Ora, però, la “stimatissima” Wada deve andare a cercare il doping “dovunque e comunque”. Anche nella Zona Nato. Se si apre il “Vaso di Pandora” non si può aprirlo o chiuderlo a secondo dei dati di geolocalizzazione. 

Putin ha già reagito, o comunque ci prova: ha convocato tutti i presidenti federali degli sport russi a Sochi, ma il maltempo li ha fermati. Comunque, le truppe sono schierate.

Stanno scomparendo, invece, dalla scena, i personaggi più ingombranti. Come il direttore del laboratorio di Mosca, Grigori Rodchenkov. E’ accusato di aver occultato il doping di molti atleti e di aver intascato somme di denaro per distruggere 1.417 test sospetti.

Non restiamo bocca aperta. Di laboratori antidoping ne vengono chiusi, ogni tanto, diversi e specialmente nei paesi a regime autoritario. Mosca replica:<Accuse infondate, non ci sono prove>.

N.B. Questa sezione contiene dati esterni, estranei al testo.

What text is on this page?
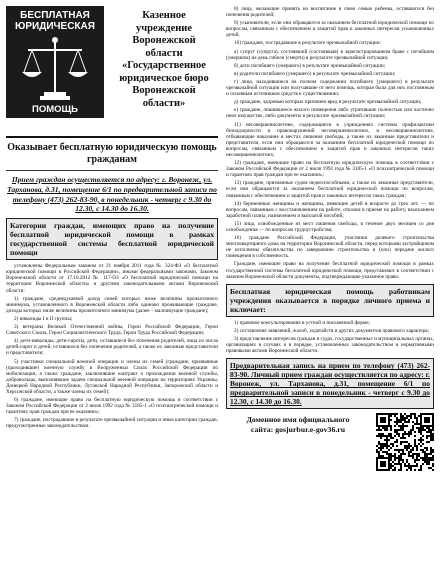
БЕСПЛАТНАЯ
ЮРИДИЧЕСКАЯ
ПОМОЩЬ
Казенное
учреждение
Воронежской
области
«Государственное
юридическое бюро
Воронежской
области»
Оказывает бесплатную юридическую помощь гражданам
Прием граждан осуществляется по адресу: г. Воронеж, ул. Тарханова, д.31, помещение 6/1 по предварительной записи по телефону (473) 262-83-90, в понедельник - четверг с 9.30 до 12.30, с 14.30 до 16.30.
Категории граждан, имеющих право на получение бесплатной юридической помощи в рамках государственной системы бесплатной юридической помощи

установлены Федеральным законом от 21 ноября 2011 года № 324-ФЗ «О бесплатной юридической помощи в Российской Федерации», иными федеральными законами, Законом Воронежской области от 17.10.2012 № 117-ОЗ «О бесплатной юридической помощи на территории Воронежской области» и другими законодательными актами Воронежской области:

1) граждане, среднедушевой доход семей которых ниже величины прожиточного минимума, установленного в Воронежской области либо одиноко проживающие граждане, доходы которых ниже величины прожиточного минимума (далее – малоимущие граждане);

2) инвалиды I и II группы;

3) ветераны Великой Отечественной войны, Герои Российской Федерации, Герои Советского Союза, Герои Социалистического Труда, Герои Труда Российской Федерации;

4) дети-инвалиды, дети-сироты, дети, оставшиеся без попечения родителей, лица из числа детей-сирот и детей, оставшихся без попечения родителей, а также их законные представители и представители;

5) участники специальной военной операции и члены их семей (граждане, призванные (проходившие) военную службу в Вооруженных Силах Российской Федерации по мобилизации, а также граждане, заключившие контракт о прохождении военной службы, добровольцы, выполнявшие задачи специальной военной операции на территориях Украины, Донецкой Народной Республики, Луганской Народной Республики, Запорожской области и Херсонской области, а также члены их семей);

6) граждане, имеющие право на бесплатную юридическую помощь в соответствии с Законом Российской Федерации от 2 июля 1992 года № 3185-1 «О психиатрической помощи и гарантиях прав граждан при ее оказании»;

7) граждане, пострадавшие в результате чрезвычайной ситуации и иные категории граждан, предусмотренные законодательством.

8) лица, желающие принять на воспитание в свою семью ребенка, оставшегося без попечения родителей;

9) усыновители, если они обращаются за оказанием бесплатной юридической помощи по вопросам, связанным с обеспечением и защитой прав и законных интересов усыновленных детей;

10) граждане, пострадавшие в результате чрезвычайной ситуации:

а) супруг (супруга), состоявший (состоявшая) в зарегистрированном браке с погибшим (умершим) на день гибели (смерти) в результате чрезвычайной ситуации;

б) дети погибшего (умершего) в результате чрезвычайной ситуации;

в) родители погибшего (умершего) в результате чрезвычайной ситуации;

г) лица, находившиеся на полном содержании погибшего (умершего) в результате чрезвычайной ситуации или получавшие от него помощь, которая была для них постоянным и основным источником средств к существованию;

д) граждане, здоровью которых причинен вред в результате чрезвычайной ситуации;

е) граждане, лишившиеся жилого помещения либо утратившие полностью или частично иное имущество, либо документы в результате чрезвычайной ситуации;

11) несовершеннолетние, содержащиеся в учреждениях системы профилактики безнадзорности и правонарушений несовершеннолетних, и несовершеннолетние, отбывающие наказание в местах лишения свободы, а также их законные представители и представители, если они обращаются за оказанием бесплатной юридической помощи по вопросам, связанным с обеспечением и защитой прав и законных интересов таких несовершеннолетних;

12) граждане, имеющие право на бесплатную юридическую помощь в соответствии с Законом Российской Федерации от 2 июля 1992 года № 3185-1 «О психиатрической помощи и гарантиях прав граждан при ее оказании»;

13) граждане, признанные судом недееспособными, а также их законные представители, если они обращаются за оказанием бесплатной юридической помощи по вопросам, связанным с обеспечением и защитой прав и законных интересов таких граждан;

14) беременные женщины и женщины, имеющие детей в возрасте до трех лет, — по вопросам, связанным с восстановлением на работе, отказом в приеме на работу, взысканием заработной платы, назначением и выплатой пособий;

15) лица, освобожденные из мест лишения свободы, в течение двух месяцев со дня освобождения — по вопросам трудоустройства;

16) граждане Российской Федерации, участники долевого строительства многоквартирного дома на территории Воронежской области, перед которыми застройщиком не исполнены обязательства по завершению строительства и (или) передаче жилого помещения в собственность.

Граждане, имеющие право на получение бесплатной юридической помощи в рамках государственной системы бесплатной юридической помощи, представляют в соответствии с законом Воронежской области документы, подтверждающие указанное право.

Бесплатная юридическая помощь работникам учреждения оказывается в порядке личного приема и включает:

1) правовое консультирование в устной и письменной форме;

2) составление заявлений, жалоб, ходатайств и других документов правового характера;

3) представление интересов граждан в судах, государственных и муниципальных органах, организациях в случаях и в порядке, установленных законодательством и нормативными правовыми актами Воронежской области.

Предварительная запись на прием по телефону (473) 262-83-90. Личный прием граждан осуществляется по адресу: г. Воронеж, ул. Тарханова, д.31, помещение 6/1 по предварительной записи в понедельник - четверг с 9.30 до 12.30, с 14.30 до 16.30.
Доменное имя официального
сайта: gosjurbur.e-gov36.ru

Valentin Balakhniciov, per oltre 20 anni presidente dell’atletica russa (Araf), ha annunciato l’intenzione di ricorrere al Tribunale sportivo di arbitrato a Losanna. Il successore di Balakhniciov, Vadim Zelicionok ha detto che il doping c’era ma ora non c’è più. E ha aggiunto che <La Wada non ci ha mai informati, come avrebbe dovuto, sulle sue indagini. Interessa non farci partecipare all’Olimpiade di Rio e condannare lo sport russo>.

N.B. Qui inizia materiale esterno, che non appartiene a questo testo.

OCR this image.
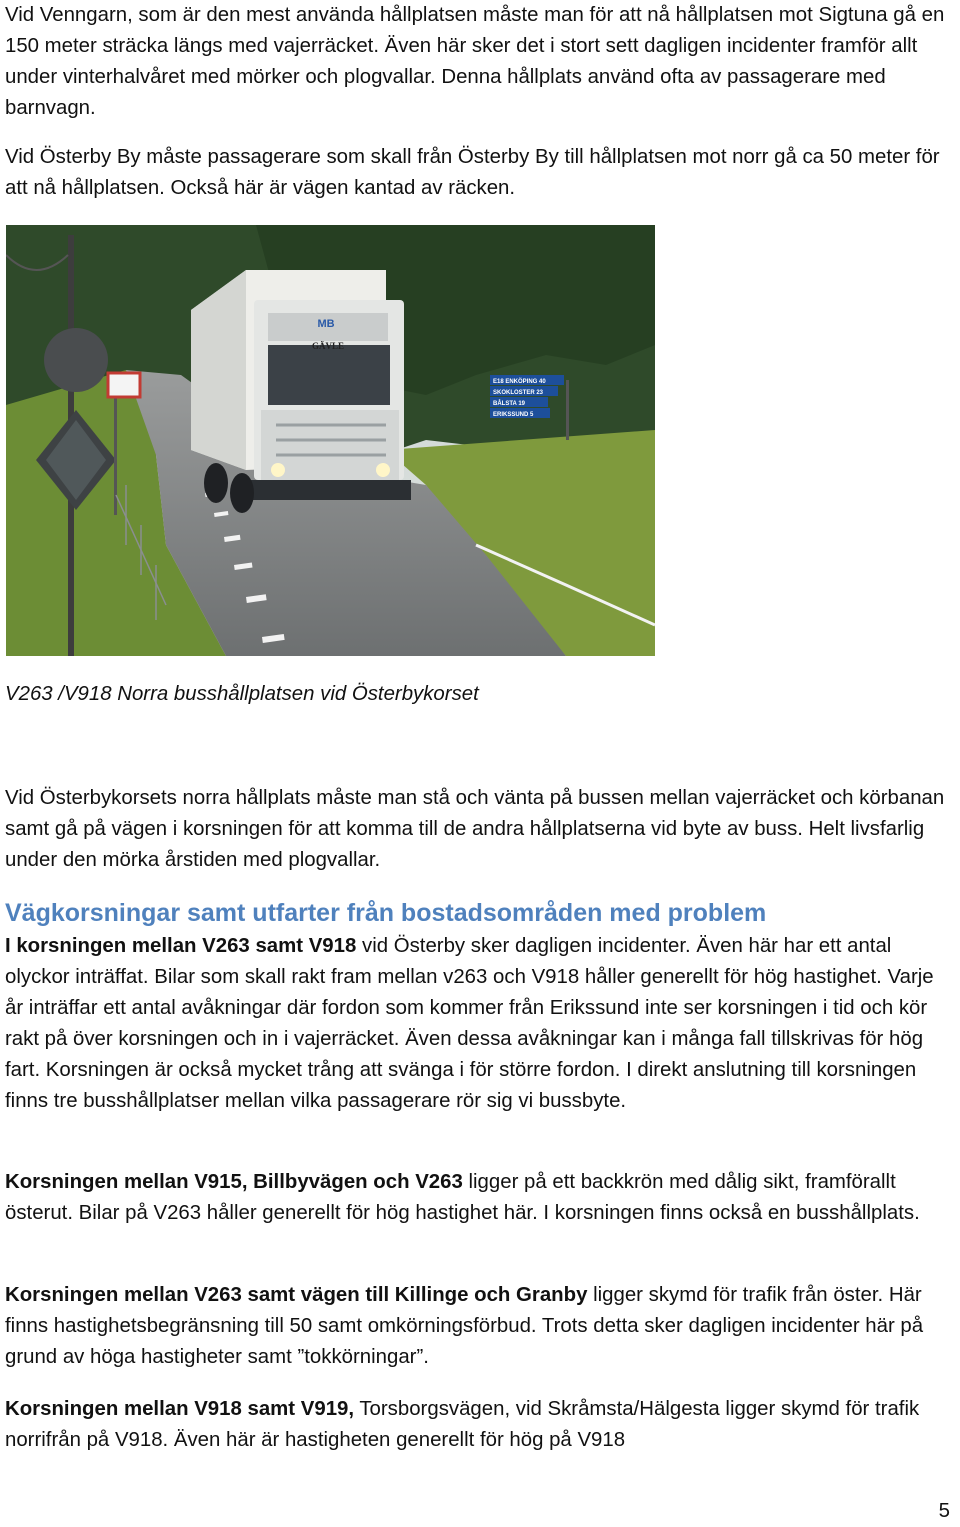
Vid Venngarn, som är den mest använda hållplatsen måste man för att nå hållplatsen mot Sigtuna gå en 150 meter sträcka längs med vajerräcket. Även här sker det i stort sett dagligen incidenter framför allt under vinterhalvåret med mörker och plogvallar. Denna hållplats använd ofta av passagerare med barnvagn.

Vid Österby By måste passagerare som skall från Österby By till hållplatsen mot norr gå ca 50 meter för att nå hållplatsen. Också här är vägen kantad av räcken.

MB
GÄVLE
E18 ENKÖPING 40
SKOKLOSTER 23
BÅLSTA 19
ERIKSSUND 5

V263 /V918 Norra busshållplatsen vid Österbykorset

Vid Österbykorsets norra hållplats måste man stå och vänta på bussen mellan vajerräcket och körbanan samt gå på vägen i korsningen för att komma till de andra hållplatserna vid byte av buss. Helt livsfarlig under den mörka årstiden med plogvallar.

Vägkorsningar samt utfarter från bostadsområden med problem

I korsningen mellan V263 samt V918 vid Österby sker dagligen incidenter. Även här har ett antal olyckor inträffat. Bilar som skall rakt fram mellan v263 och V918 håller generellt för hög hastighet. Varje år inträffar ett antal avåkningar där fordon som kommer från Erikssund inte ser korsningen i tid och kör rakt på över korsningen och in i vajerräcket. Även dessa avåkningar kan i många fall tillskrivas för hög fart. Korsningen är också mycket trång att svänga i för större fordon. I direkt anslutning till korsningen finns tre busshållplatser mellan vilka passagerare rör sig vi bussbyte.

Korsningen mellan V915, Billbyvägen och V263 ligger på ett backkrön med dålig sikt, framförallt österut. Bilar på V263 håller generellt för hög hastighet här. I korsningen finns också en busshållplats.

Korsningen mellan V263 samt vägen till Killinge och Granby ligger skymd för trafik från öster. Här finns hastighetsbegränsning till 50 samt omkörningsförbud. Trots detta sker dagligen incidenter här på grund av höga hastigheter samt ”tokkörningar”.

Korsningen mellan V918 samt V919, Torsborgsvägen, vid Skråmsta/Hälgesta ligger skymd för trafik norrifrån på V918. Även här är hastigheten generellt för hög på V918

5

Riavvolgiamo il nastro. Siamo partiti da un libro sull’atletica e sullo sport al tempo di Bruno Zavoli. Chiudiamo dicendo: lo sport non è un’isola felice. Se il paese, qualunque paese, è malato, lo sport è infetto. Non ce lo nascondiamo. E, allora, ricominciamo dai valori di base. Giovanni Malagò, almeno per quanto riguarda il Paese/sistema Italia è in grado di farlo. S’è affidato ai carabinieri. Bene. Ma nessuno dimentichi che anche nello sport proseguono le guerre. Calde o fredde.

NOTIZIA A PARTE

Diana Bianchedi, medico sportivo e olimpionica di fioretto è il nuovo direttore generale del Comitato per la candidatura di Roma 2024. Colpo a sorpresa e ben gradito.